Monday, 1 January 2018

Video games on a psychoanalyst’s couch

The new book "The Playstation Dreamworld" charmingly critiques technology and capitalism through the growing role gaming plays in modern life


How have video games transformed the nature of self? This is one of several points of philosophical inquiry examined in “The Playstation Dreamworld” (Polity, 2017) by Hong Kong-based British author Alfie Bown, a book that charmingly articulates a critical theory of technology and capitalism in the context of technological entertainment.

In contrast to other texts on the subject that are largely uncritical or laudatory in their advocacy of gaming, what’s striking here is an emphasis on caution, drawing the reader’s attention to the anti-progressive aspects of gaming’s propensity to lull players into states of enjoyment that undermine social solidarity in the service of ideology.

The ideology in question here is a form of capitalism defined by cultural neoliberalism’s emphasis on ever-enhancing worker productivity and the emergence of monopolistic tech firms with an ever-greater power to create and organize conceptions of desire. Bown’s book is unambiguous in its political bent, and thankfully so.

Yet, his volume is far from a technophobic or anti-gaming screed.
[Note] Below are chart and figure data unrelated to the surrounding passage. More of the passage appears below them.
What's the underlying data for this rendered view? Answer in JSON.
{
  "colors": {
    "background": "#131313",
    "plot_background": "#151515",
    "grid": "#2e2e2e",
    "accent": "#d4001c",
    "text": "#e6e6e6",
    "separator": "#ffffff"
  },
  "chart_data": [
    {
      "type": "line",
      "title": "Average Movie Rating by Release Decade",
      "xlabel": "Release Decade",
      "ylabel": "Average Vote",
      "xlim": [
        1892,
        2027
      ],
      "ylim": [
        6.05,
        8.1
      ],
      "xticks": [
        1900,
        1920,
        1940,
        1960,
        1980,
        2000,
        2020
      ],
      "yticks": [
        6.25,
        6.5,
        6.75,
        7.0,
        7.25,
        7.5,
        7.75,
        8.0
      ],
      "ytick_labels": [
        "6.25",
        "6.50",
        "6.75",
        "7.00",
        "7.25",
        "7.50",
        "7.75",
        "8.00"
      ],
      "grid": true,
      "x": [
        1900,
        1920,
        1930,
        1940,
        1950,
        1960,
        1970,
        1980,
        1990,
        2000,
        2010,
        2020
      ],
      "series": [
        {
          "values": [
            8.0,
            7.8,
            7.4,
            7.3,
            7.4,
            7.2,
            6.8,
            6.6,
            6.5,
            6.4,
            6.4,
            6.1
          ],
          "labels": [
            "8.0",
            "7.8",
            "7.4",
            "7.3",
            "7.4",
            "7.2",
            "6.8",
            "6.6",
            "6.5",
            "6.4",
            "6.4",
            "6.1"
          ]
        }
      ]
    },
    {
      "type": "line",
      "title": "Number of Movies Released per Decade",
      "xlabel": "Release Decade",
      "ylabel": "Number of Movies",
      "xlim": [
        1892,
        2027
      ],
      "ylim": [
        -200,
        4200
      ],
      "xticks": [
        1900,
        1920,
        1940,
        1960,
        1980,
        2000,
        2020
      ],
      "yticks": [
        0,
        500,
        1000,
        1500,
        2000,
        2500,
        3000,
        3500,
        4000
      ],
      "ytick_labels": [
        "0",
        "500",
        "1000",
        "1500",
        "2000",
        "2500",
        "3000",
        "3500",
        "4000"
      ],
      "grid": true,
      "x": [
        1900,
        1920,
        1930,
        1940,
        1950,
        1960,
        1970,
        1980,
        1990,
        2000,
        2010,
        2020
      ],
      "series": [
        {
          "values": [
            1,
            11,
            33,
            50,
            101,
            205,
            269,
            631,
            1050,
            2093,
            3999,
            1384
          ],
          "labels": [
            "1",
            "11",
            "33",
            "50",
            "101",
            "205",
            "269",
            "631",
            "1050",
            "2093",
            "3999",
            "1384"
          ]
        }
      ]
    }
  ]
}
With an incisive eye and an obvious affection for gaming, Bown, an assistant professor of literature at Hong Kong’s Hang Seng Management College, is compelled by the subversive potential for games to function as powerful tools in the service of counter-ideologies amid rapid technological advances and a widening space for independent game developers.

Gaming is no niche subculture. The video games industry boasted a worldwide user penetration rate of 26.1% in 2017 with a projected revenue of US$108.9 billion. Smartphone and tablet gaming, the most lucrative segment, claim 42% of the video games market, piggybacking on the centrality of mobile devices in our lives.